Tendance – Rompu à l’usage des outils numériques, ce commercial « augmenté » a pour principale mission de rapporter du chiffre d’affaires. Mais il a bien d’autres cordes à son arc…

C’est le métier qui a affiché la plus forte croissance annuelle l’année dernière : +12 %, selon Pôle Emploi et LinkedIn, loin devant le « data scientist », le « community manager » ou encore le « product owner ».
Pour la sortie de crise sanitaire, dont la date est plus qu’incertaine, le « business developper », sorte de commercial nouvelle génération , va devoir relever ses manches. « Il en manquerait 200.000 en France. Or, c’est LE poste stratégique, puisque c’est lui qui saisit les opportunités de business et rapporte du chiffre », résume Marie Taquet, présidente fondatrice d’IconoClass, une école de vente d’un nouveau genre qui garantit un CDI à la sortie.

Un métier en pleine évolution

  • Premier élément qui différencie radicalement le « business developper » du VRP à la papa : son vernis 2.0. « Il est rompu à l’usage des outils qui permettent de répondre à la nouvelle donne en termes d’instantanéité, d’agrégation des data, de démarche collaborative, d’industrialisation du reporting, etc… », détaille l’ex-chasseuse de têtes qui, à moins de vingt-cinq ans, a décidé de créer un modèle d’enseignement alternatif.
  • Selon elle, l’autre caractéristique de ce spécialiste du développement commercial est sa capacité à nouer des partenariats. « C’est une femme ou un homme de réseau qui développe le business non seulement par la prospection et la vente, mais aussi via des actions externes », dit-elle.

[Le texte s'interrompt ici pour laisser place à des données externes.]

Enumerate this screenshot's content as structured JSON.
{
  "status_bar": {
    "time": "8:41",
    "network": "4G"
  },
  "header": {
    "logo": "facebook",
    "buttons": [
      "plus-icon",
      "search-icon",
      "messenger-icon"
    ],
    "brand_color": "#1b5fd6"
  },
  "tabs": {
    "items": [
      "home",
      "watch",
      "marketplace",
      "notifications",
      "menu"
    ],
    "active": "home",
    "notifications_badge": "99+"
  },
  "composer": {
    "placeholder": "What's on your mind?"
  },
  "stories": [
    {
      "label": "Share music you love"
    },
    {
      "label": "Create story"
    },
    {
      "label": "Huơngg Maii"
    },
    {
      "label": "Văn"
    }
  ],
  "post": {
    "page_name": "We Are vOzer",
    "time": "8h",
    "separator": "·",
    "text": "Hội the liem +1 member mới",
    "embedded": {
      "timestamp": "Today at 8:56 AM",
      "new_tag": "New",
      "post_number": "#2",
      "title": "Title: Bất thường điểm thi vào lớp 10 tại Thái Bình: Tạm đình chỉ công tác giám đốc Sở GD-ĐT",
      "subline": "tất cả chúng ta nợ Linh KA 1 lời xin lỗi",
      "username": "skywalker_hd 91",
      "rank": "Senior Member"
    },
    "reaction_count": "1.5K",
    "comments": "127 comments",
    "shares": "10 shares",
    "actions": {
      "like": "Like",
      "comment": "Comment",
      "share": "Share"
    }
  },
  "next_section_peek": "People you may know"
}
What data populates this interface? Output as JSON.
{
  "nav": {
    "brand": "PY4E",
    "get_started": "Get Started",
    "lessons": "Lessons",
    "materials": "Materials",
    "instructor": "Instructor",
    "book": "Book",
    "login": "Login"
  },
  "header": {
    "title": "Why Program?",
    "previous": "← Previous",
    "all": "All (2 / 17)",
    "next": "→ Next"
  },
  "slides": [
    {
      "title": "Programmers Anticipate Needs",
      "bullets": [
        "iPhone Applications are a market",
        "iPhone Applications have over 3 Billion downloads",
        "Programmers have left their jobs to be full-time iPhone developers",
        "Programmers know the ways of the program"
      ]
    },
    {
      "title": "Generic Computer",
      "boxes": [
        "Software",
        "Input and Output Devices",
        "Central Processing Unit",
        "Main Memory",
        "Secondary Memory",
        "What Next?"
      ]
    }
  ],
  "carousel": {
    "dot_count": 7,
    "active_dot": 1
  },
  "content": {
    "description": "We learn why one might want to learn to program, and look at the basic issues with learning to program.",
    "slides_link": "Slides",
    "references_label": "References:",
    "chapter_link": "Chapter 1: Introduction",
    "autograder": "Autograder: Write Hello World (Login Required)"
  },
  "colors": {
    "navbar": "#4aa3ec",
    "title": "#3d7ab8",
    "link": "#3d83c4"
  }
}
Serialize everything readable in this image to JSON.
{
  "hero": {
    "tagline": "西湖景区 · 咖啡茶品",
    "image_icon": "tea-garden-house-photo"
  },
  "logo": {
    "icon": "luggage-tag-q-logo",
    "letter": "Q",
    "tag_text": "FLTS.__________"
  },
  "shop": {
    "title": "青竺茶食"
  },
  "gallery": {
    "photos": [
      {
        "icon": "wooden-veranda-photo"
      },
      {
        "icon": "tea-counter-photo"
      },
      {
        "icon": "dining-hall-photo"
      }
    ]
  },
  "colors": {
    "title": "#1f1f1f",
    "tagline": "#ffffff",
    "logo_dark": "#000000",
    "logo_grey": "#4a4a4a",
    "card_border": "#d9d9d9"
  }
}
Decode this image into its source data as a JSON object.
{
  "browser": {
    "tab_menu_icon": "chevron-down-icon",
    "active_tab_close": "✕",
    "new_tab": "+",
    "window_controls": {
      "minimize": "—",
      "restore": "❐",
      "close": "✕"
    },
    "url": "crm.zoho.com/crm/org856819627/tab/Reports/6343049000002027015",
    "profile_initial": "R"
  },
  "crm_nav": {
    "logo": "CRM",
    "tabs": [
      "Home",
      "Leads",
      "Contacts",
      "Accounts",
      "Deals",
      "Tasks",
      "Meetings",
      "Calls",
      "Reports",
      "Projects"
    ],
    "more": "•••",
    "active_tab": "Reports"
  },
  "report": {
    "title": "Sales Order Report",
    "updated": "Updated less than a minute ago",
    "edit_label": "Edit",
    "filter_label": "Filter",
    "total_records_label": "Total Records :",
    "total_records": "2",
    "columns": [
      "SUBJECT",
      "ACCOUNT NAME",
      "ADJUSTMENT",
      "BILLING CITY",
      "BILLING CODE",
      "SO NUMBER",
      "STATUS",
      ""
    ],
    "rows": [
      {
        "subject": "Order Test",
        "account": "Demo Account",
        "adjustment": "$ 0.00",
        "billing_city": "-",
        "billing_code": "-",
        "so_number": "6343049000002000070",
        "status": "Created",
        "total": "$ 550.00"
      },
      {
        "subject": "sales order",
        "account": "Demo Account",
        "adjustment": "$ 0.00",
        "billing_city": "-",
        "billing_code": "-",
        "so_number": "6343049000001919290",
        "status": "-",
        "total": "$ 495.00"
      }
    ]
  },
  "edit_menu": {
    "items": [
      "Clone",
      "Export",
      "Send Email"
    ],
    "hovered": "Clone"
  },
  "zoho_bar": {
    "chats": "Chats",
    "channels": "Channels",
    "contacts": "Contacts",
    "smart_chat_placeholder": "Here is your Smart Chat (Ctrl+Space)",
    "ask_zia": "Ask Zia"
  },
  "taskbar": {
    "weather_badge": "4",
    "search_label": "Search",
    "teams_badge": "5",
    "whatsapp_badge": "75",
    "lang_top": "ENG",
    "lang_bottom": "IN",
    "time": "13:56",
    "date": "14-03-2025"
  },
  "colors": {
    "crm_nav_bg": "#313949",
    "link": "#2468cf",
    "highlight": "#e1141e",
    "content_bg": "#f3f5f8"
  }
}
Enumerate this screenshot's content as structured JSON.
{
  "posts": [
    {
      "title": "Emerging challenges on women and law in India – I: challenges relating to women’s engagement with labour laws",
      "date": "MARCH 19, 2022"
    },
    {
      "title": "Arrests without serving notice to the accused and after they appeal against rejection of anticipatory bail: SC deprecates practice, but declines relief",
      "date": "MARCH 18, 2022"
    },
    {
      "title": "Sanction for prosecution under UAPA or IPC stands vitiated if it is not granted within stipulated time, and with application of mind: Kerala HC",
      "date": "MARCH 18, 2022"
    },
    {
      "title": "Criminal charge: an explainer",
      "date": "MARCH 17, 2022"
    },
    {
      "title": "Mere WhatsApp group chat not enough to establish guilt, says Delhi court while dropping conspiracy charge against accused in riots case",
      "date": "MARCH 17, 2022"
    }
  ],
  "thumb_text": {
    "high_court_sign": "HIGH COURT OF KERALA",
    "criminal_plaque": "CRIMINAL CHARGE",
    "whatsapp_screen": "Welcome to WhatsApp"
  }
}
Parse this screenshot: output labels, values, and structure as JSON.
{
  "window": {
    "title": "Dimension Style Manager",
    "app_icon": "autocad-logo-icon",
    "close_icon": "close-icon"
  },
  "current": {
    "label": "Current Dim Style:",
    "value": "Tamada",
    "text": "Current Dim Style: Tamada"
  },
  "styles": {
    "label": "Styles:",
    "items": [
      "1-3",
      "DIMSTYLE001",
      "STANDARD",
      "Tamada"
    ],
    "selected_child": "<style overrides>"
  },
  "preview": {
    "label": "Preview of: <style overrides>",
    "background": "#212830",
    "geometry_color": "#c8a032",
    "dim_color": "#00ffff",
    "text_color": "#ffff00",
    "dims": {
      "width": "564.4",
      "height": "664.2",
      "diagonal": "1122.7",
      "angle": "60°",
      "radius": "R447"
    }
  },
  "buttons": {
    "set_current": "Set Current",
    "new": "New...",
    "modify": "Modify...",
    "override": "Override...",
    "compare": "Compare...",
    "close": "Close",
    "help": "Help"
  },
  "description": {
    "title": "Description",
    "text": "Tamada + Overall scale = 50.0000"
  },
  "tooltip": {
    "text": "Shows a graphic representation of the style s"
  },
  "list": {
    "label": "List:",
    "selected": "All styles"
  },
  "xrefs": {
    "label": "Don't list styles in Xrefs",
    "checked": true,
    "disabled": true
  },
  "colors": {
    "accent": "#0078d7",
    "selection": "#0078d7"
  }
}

    Certes, le bon « business developper » a du bagou, mais son point fort est avant tout sa technique de vente. « Il faut arrêter avec le cliché du mec sympa aux dents blanches. C’est un métier qui nécessite des compétences « hard » et « soft » bien précises et très diverses, comme la parfaite compréhension de la stratégie, l’adaptabilité ou l’esprit conquérant », souligne Marie Taquet, sortie de son école de commerce déçue d’avoir investi « cinq années et 50.000 euros pour être à la tête de compétences obsolètes en un claquement de doigt ».

Apprendre à attirer ce profil

La vingtaine de futurs business developpers qu’elle accueille actuellement dans la deuxième promotion d’IconoClass était déjà, début février, dans le viseur de 400 recruteurs.
Aussi, Marie Taquet formule-t-elle quelques conseils à l’intention des entreprises désireuses de se rendre attractives : « Sur le volet numérique, il est pertinent de valoriser que l’organisation a déployé des solutions intuitives et à la pointe. Pour ce qui est de la rémunération, il est bon de rappeler que ces profils apprécient le variable déplafonné », détaille-elle.

Enfin, elle estime qu’il ne faut pas hésiter à les challenger, « à condition que ce soit toujours dans la bienveillance », via la « gamification » et des compétitions occasionnelles. « Par exemple, en offrant un bon restaurant à celui qui décroché le plus important volume de rendez-vous avec des prospects dans la journée », propose Marie Taquet, ajoutant qu’une reconnaissance régulière de ces talents est justifiée, dans la mesure où c’est le business développer qui permet à l’entreprise de vendre ses produits, et donc de se développer.